Hacker News new | ask | show | jobs
by quantadev 601 days ago
In the quote you're calling wrong (41986010), you're interpreting "scaling up" as "scaling up, including changing architecture". Scaling up transformers just means scaling up transformers, and keeping everything else the same. In other words you're interpreting "parameter size" as "parameter size, independent of architecture", and I meant parameter size of a Transformer (in the context of with v.s. without Self-Attention).
1 comments

Pathetic.
Straw-manning failed, so now you insult.
There's no staw-man, and you are now at the point of trying to re-invent the definition of words in order to somehow “win the argument ” without even respecting your own previous position. This behavior is legit pathetic, it's not an insult it's a fact. Respect yourself.
I stand by every word: 1) Self-Attention is more important than scale, and 2) to test that claim, simply remove SA from a transformer and see if it destroys the "intelligence" or not. There's nothing confusing about that, but thanks for your concerns and your polite words.
No that wasn't your argument and this new one is off course a much waker one that you fell back onto to be “technically right”.

That attention heads are mandatory for transformers is a tautology (without it a transformer is just an MLP…) so of course this statement is going to be correct, by definition.

But when you move the goal post to land on a tautology then you've surrendered your abilities to argue anything and you are just ridiculing yourself. Take this question of your for instance:

> If you know of any models that have had success (even at the GPT-2 level) without Self-Attention, I'd be interested to know what they are, because I don't know of any.

Which is a legit, non-ridiculous, one.

If you replace it with your later much weaker argument:

> > If you know of any MLP that have had success (even at the GPT-2 level), I'd be interested to know what they are, because I don't know of any.

Then it becomes a dumb question given that MLP have no way of encoding context and can't process sequences of words in the first place.

So when you argue that it was your argument all along, it's particularly embarrassing because you're just arguing that your previous arguments were equally dumb even when they weren't.
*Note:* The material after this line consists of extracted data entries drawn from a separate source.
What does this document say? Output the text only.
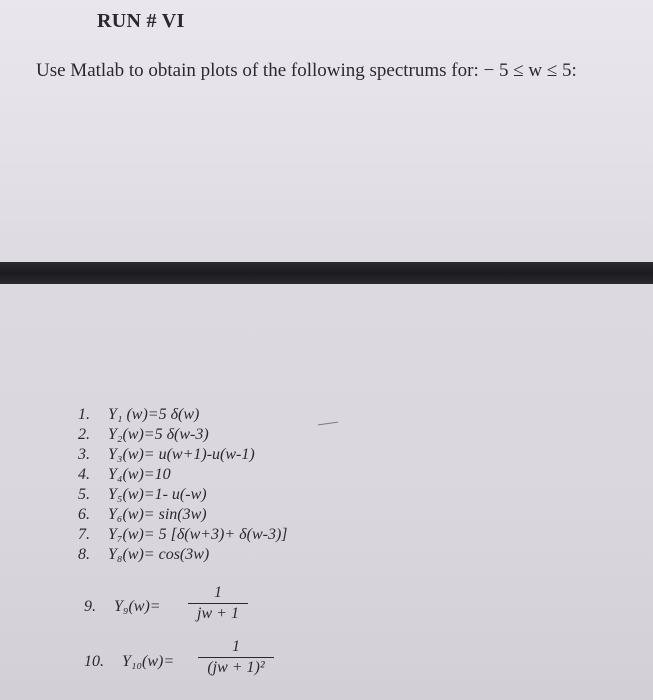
RUN # VI
Use Matlab to obtain plots of the following spectrums for: − 5 ≤ w ≤ 5:
1. Y₁ (w)=5 δ(w)
2. Y₂(w)=5 δ(w-3)
3. Y₃(w)= u(w+1)-u(w-1)
4. Y₄(w)=10
5. Y₅(w)=1- u(-w)
6. Y₆(w)= sin(3w)
7. Y₇(w)= 5 [δ(w+3)+ δ(w-3)]
8. Y₈(w)= cos(3w)
9. Y₉(w)=
1
jw + 1
10. Y₁₀(w)=
1
(jw + 1)²
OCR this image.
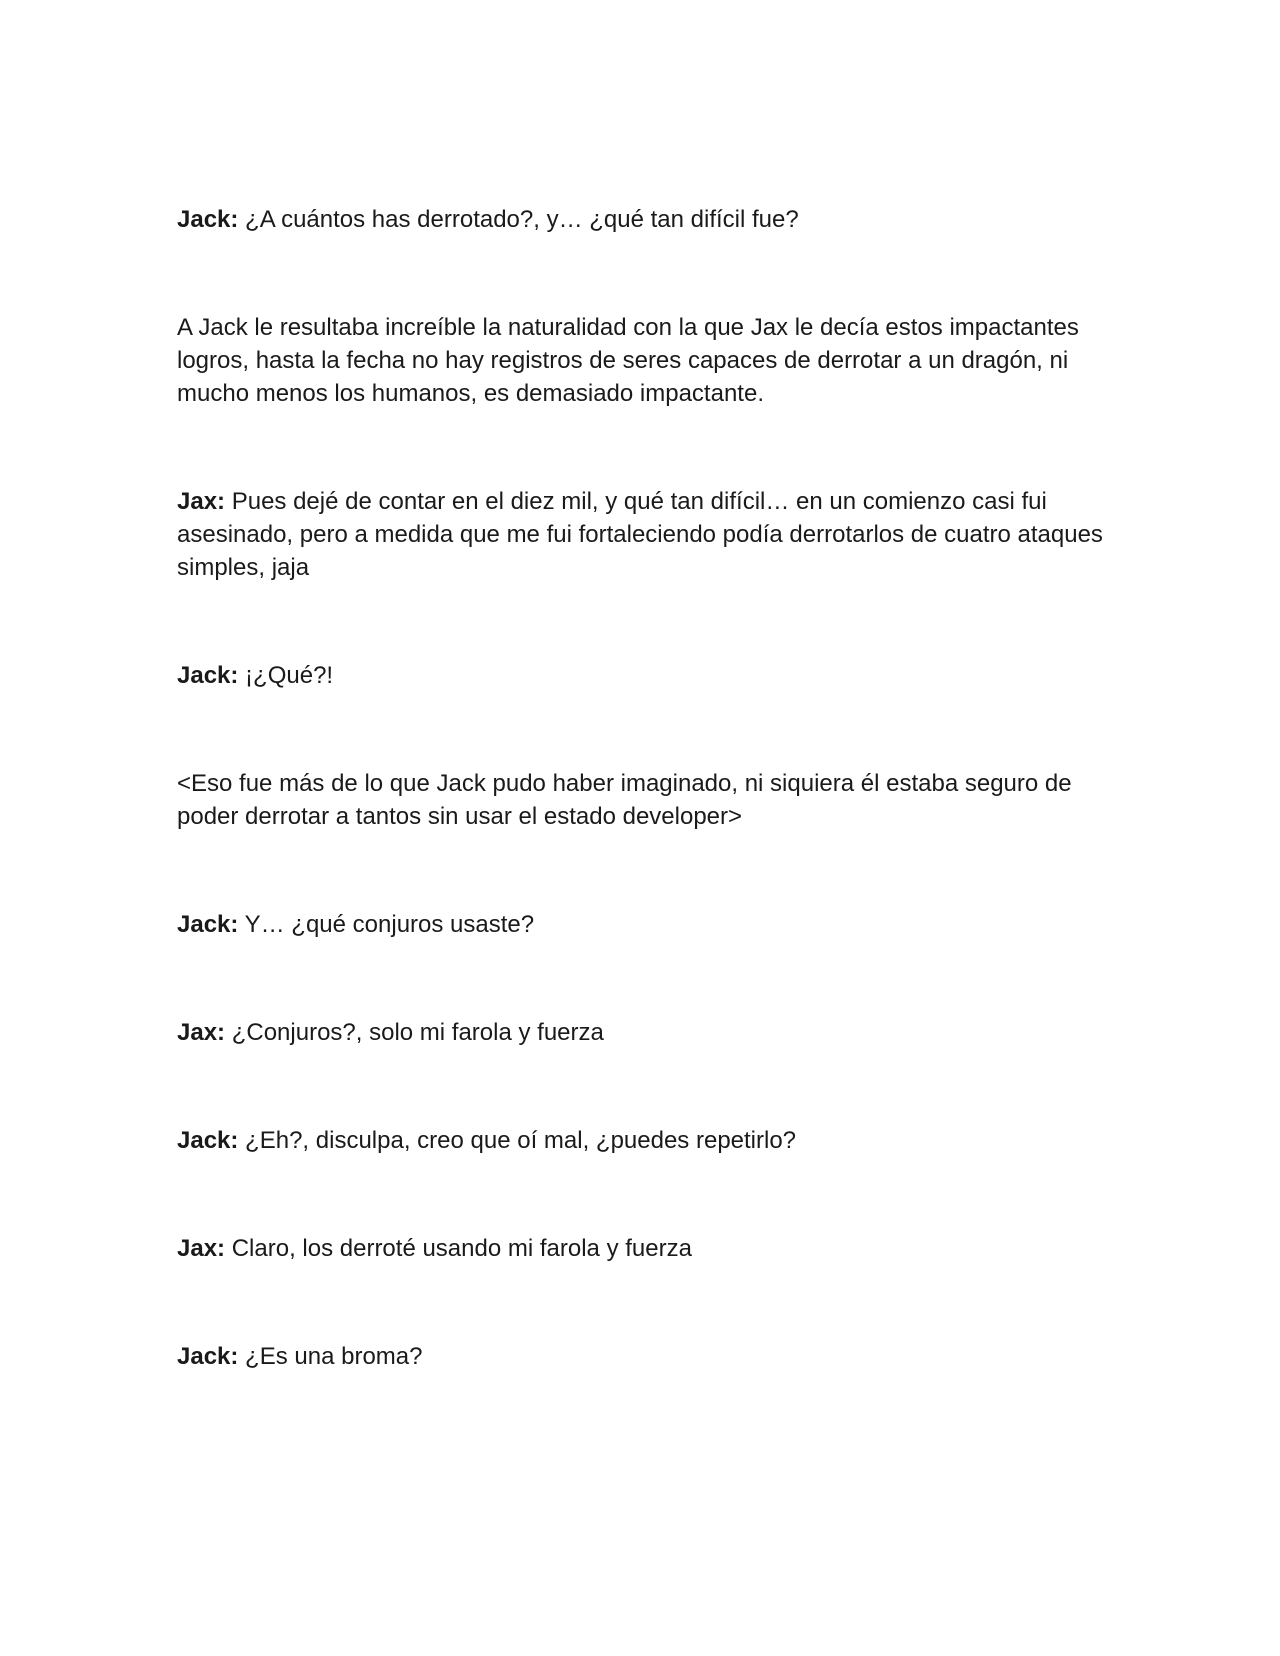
Jack: ¿A cuántos has derrotado?, y… ¿qué tan difícil fue?

A Jack le resultaba increíble la naturalidad con la que Jax le decía estos impactantes logros, hasta la fecha no hay registros de seres capaces de derrotar a un dragón, ni mucho menos los humanos, es demasiado impactante.

Jax: Pues dejé de contar en el diez mil, y qué tan difícil… en un comienzo casi fui asesinado, pero a medida que me fui fortaleciendo podía derrotarlos de cuatro ataques simples, jaja

Jack: ¡¿Qué?!

<Eso fue más de lo que Jack pudo haber imaginado, ni siquiera él estaba seguro de poder derrotar a tantos sin usar el estado developer>

Jack: Y… ¿qué conjuros usaste?

Jax: ¿Conjuros?, solo mi farola y fuerza

Jack: ¿Eh?, disculpa, creo que oí mal, ¿puedes repetirlo?

Jax: Claro, los derroté usando mi farola y fuerza

Jack: ¿Es una broma?
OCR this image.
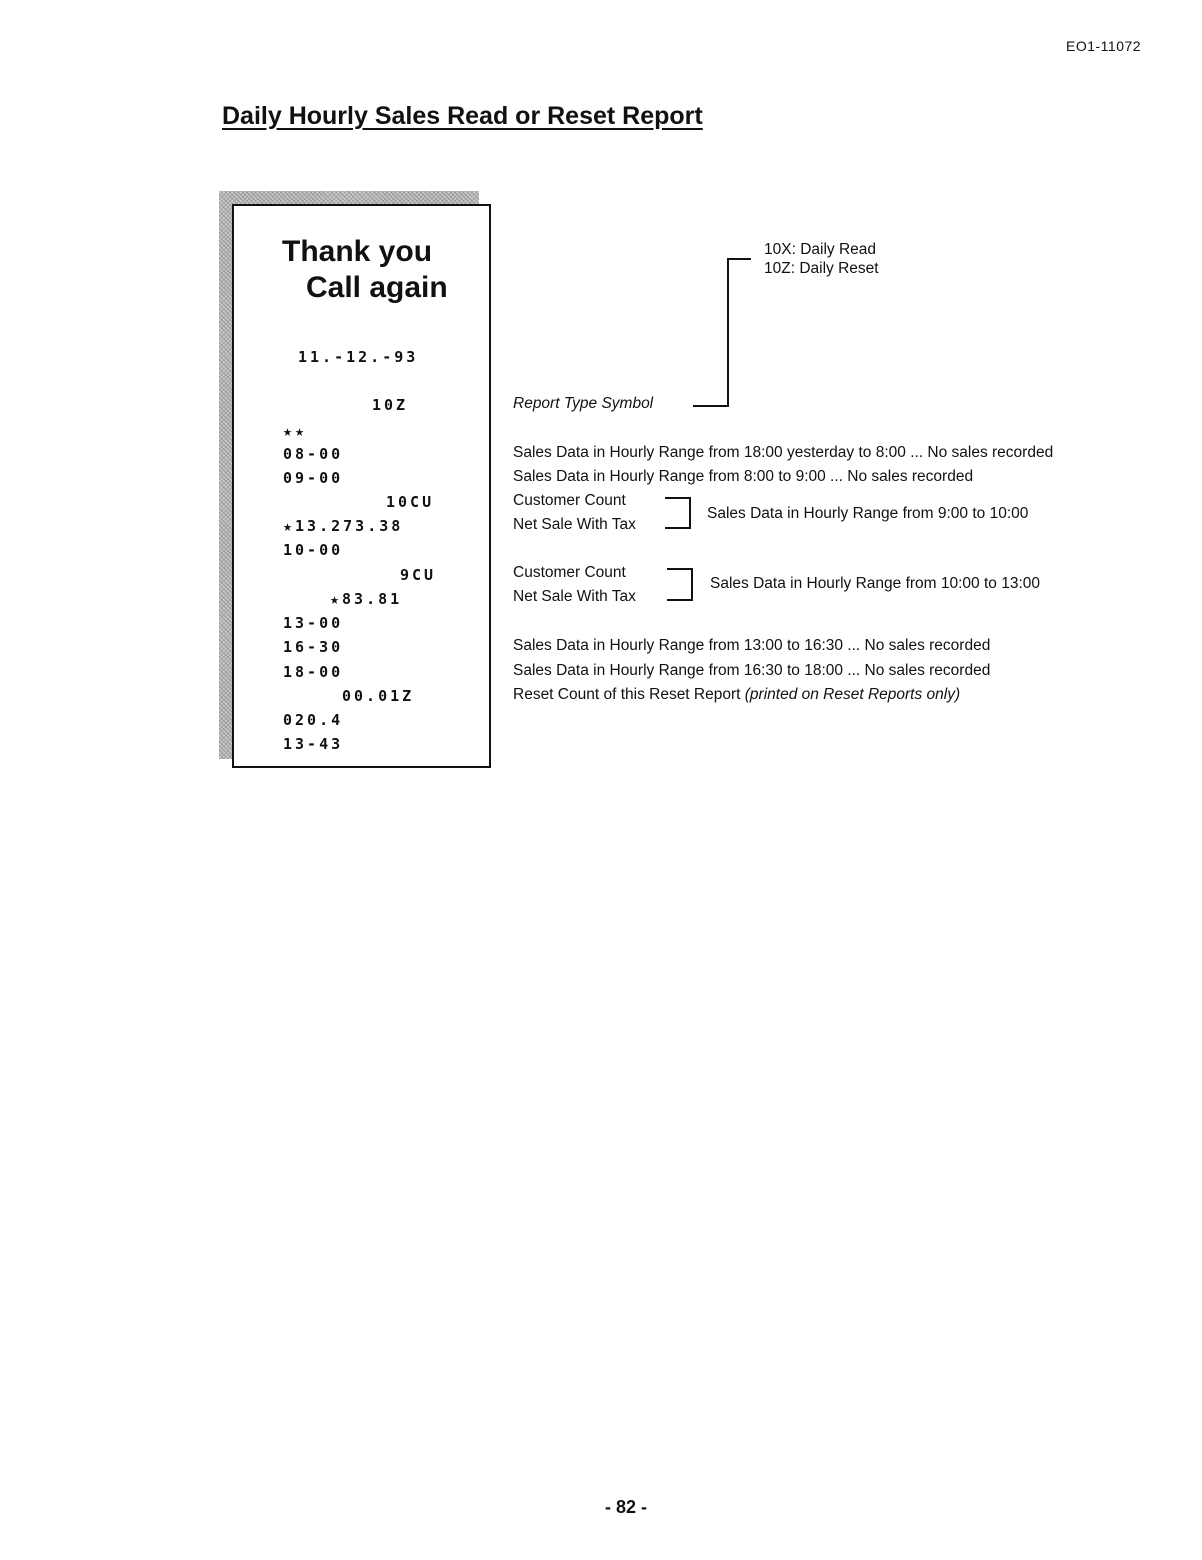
EO1-11072
Daily Hourly Sales Read or Reset Report
Thank you
Call again
11.-12.-93
10Z
★★
08-00
09-00
10CU
★13.273.38
10-00
9CU
★83.81
13-00
16-30
18-00
00.01Z
020.4
13-43
10X: Daily Read
10Z: Daily Reset
Report Type Symbol
Sales Data in Hourly Range from 18:00 yesterday to 8:00 ... No sales recorded
Sales Data in Hourly Range from 8:00 to 9:00 ... No sales recorded
Customer Count
Net Sale With Tax
Sales Data in Hourly Range from 9:00 to 10:00
Customer Count
Net Sale With Tax
Sales Data in Hourly Range from 10:00 to 13:00
Sales Data in Hourly Range from 13:00 to 16:30 ... No sales recorded
Sales Data in Hourly Range from 16:30 to 18:00 ... No sales recorded
Reset Count of this Reset Report (printed on Reset Reports only)
- 82 -
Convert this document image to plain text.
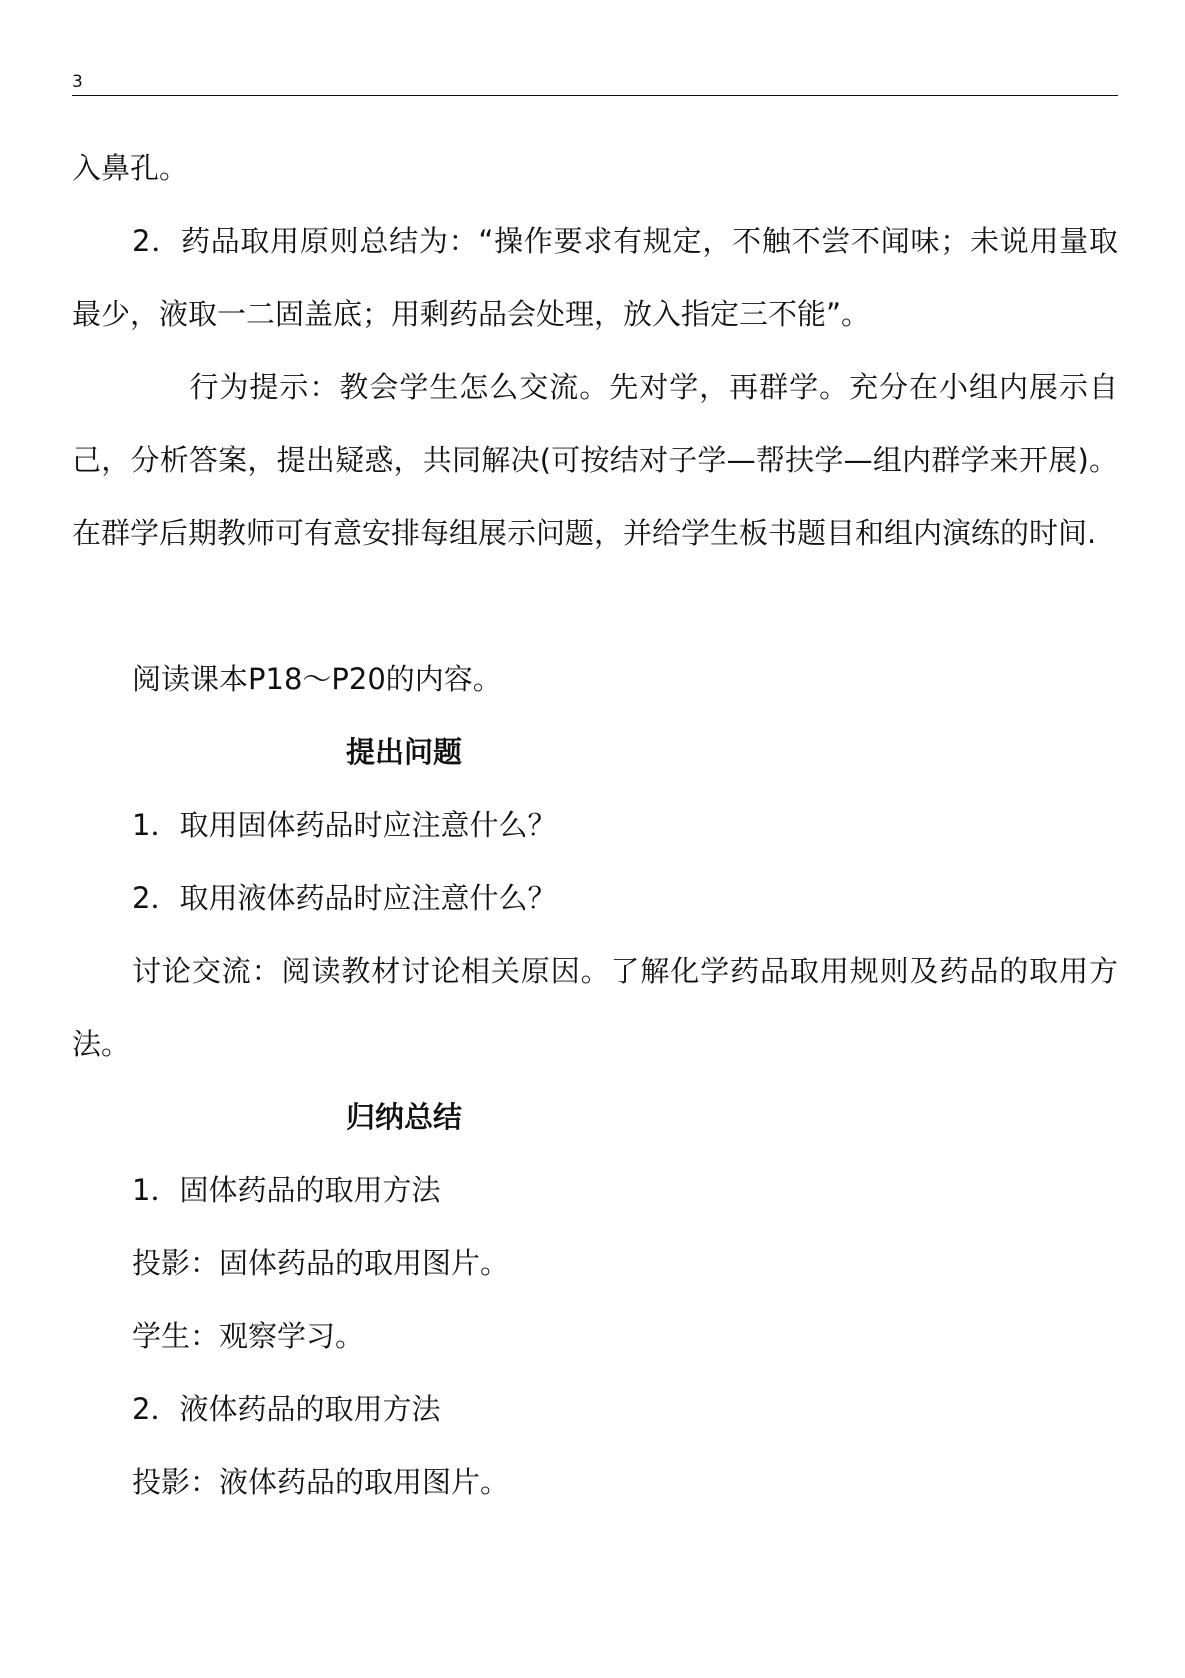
3

入鼻孔。

2．药品取用原则总结为：“操作要求有规定，不触不尝不闻味；未说用量取最少，液取一二固盖底；用剩药品会处理，放入指定三不能”。

行为提示：教会学生怎么交流。先对学，再群学。充分在小组内展示自己，分析答案，提出疑惑，共同解决(可按结对子学—帮扶学—组内群学来开展)。在群学后期教师可有意安排每组展示问题，并给学生板书题目和组内演练的时间.

阅读课本P18～P20的内容。

提出问题

1．取用固体药品时应注意什么？

2．取用液体药品时应注意什么？

讨论交流：阅读教材讨论相关原因。了解化学药品取用规则及药品的取用方法。

归纳总结

1．固体药品的取用方法

投影：固体药品的取用图片。

学生：观察学习。

2．液体药品的取用方法

投影：液体药品的取用图片。
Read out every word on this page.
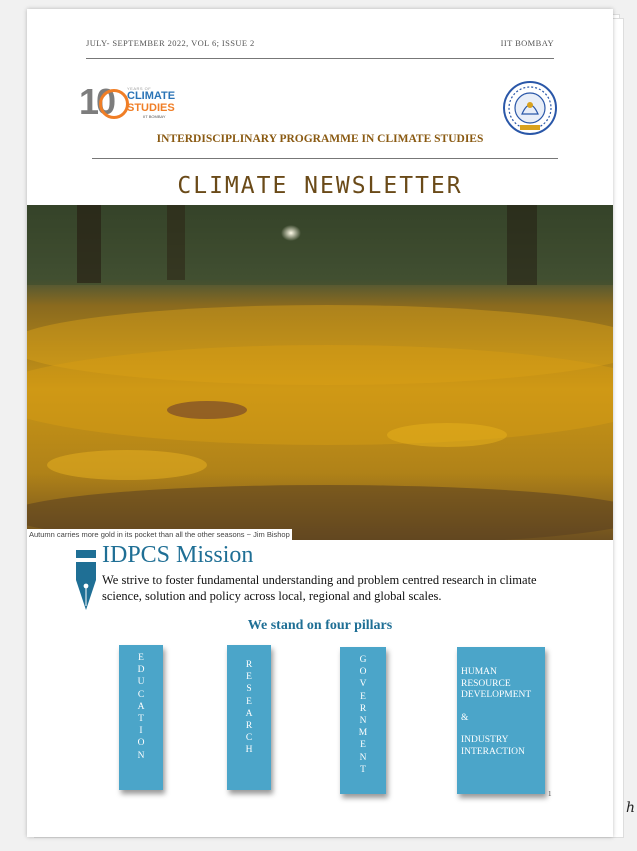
JULY- SEPTEMBER 2022, VOL 6; ISSUE 2	IIT BOMBAY
10	YEARS OF
CLIMATE
STUDIES
IIT BOMBAY
INTERDISCIPLINARY PROGRAMME IN CLIMATE STUDIES
CLIMATE NEWSLETTER
Autumn carries more gold in its pocket than all the other seasons ~ Jim Bishop
IDPCS Mission
We strive to foster fundamental understanding and problem centred research in climate science, solution and policy across local, regional and global scales.
We stand on four pillars
E
D
U
C
A
T
I
O
N
R
E
S
E
A
R
C
H
G
O
V
E
R
N
M
E
N
T
HUMAN
RESOURCE
DEVELOPMENT
&
INDUSTRY
INTERACTION
1
ℎ
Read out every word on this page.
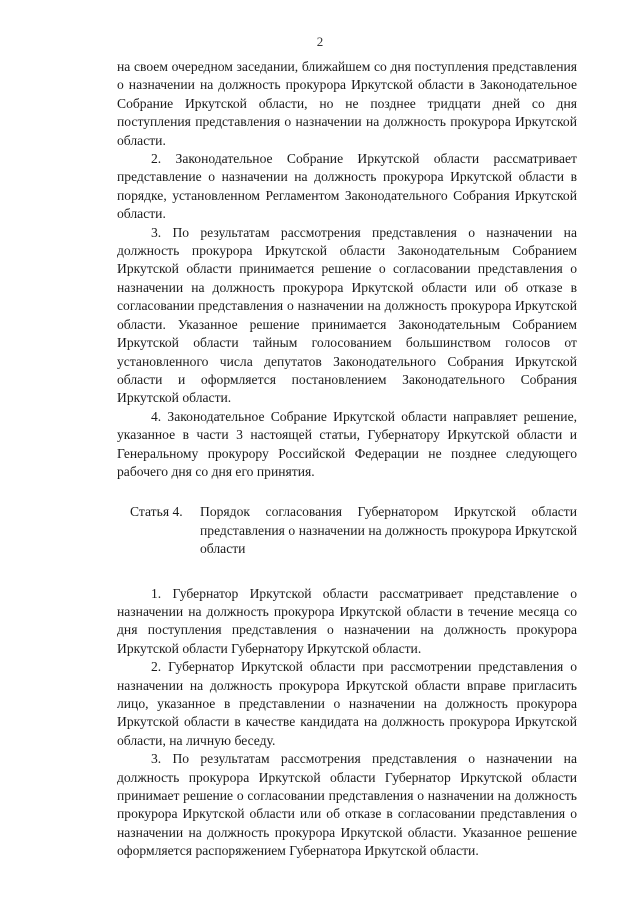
2

на своем очередном заседании, ближайшем со дня поступления представления о назначении на должность прокурора Иркутской области в Законодательное Собрание Иркутской области, но не позднее тридцати дней со дня поступления представления о назначении на должность прокурора Иркутской области.

2. Законодательное Собрание Иркутской области рассматривает представление о назначении на должность прокурора Иркутской области в порядке, установленном Регламентом Законодательного Собрания Иркутской области.

3. По результатам рассмотрения представления о назначении на должность прокурора Иркутской области Законодательным Собранием Иркутской области принимается решение о согласовании представления о назначении на должность прокурора Иркутской области или об отказе в согласовании представления о назначении на должность прокурора Иркутской области. Указанное решение принимается Законодательным Собранием Иркутской области тайным голосованием большинством голосов от установленного числа депутатов Законодательного Собрания Иркутской области и оформляется постановлением Законодательного Собрания Иркутской области.

4. Законодательное Собрание Иркутской области направляет решение, указанное в части 3 настоящей статьи, Губернатору Иркутской области и Генеральному прокурору Российской Федерации не позднее следующего рабочего дня со дня его принятия.

Статья 4.	Порядок согласования Губернатором Иркутской области представления о назначении на должность прокурора Иркутской области

1. Губернатор Иркутской области рассматривает представление о назначении на должность прокурора Иркутской области в течение месяца со дня поступления представления о назначении на должность прокурора Иркутской области Губернатору Иркутской области.

2. Губернатор Иркутской области при рассмотрении представления о назначении на должность прокурора Иркутской области вправе пригласить лицо, указанное в представлении о назначении на должность прокурора Иркутской области в качестве кандидата на должность прокурора Иркутской области, на личную беседу.

3. По результатам рассмотрения представления о назначении на должность прокурора Иркутской области Губернатор Иркутской области принимает решение о согласовании представления о назначении на должность прокурора Иркутской области или об отказе в согласовании представления о назначении на должность прокурора Иркутской области. Указанное решение оформляется распоряжением Губернатора Иркутской области.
That's why I said you're disrespecting your earlier argumentation by retreating to your later tautology.

Your ad hominem ratcheted up again. lol. It's ok. No prob. Learn what a tautology is tho bro. It's perfectly legit to discuss how a Transformer would perform if only the Self-Attention part was removed (and everything else kept constant), as an experiment, to refute someone's bizarre claim that the SA part isn't doing the real magic in them. Insofar as the actual other networks you've mentioned they fail to beat Transformers, and will continue to fail, until something analogous to SA is built into them, because language comprehension simply cannot be done without sensitivity to word context, especially over "long ranges" in the input sequences.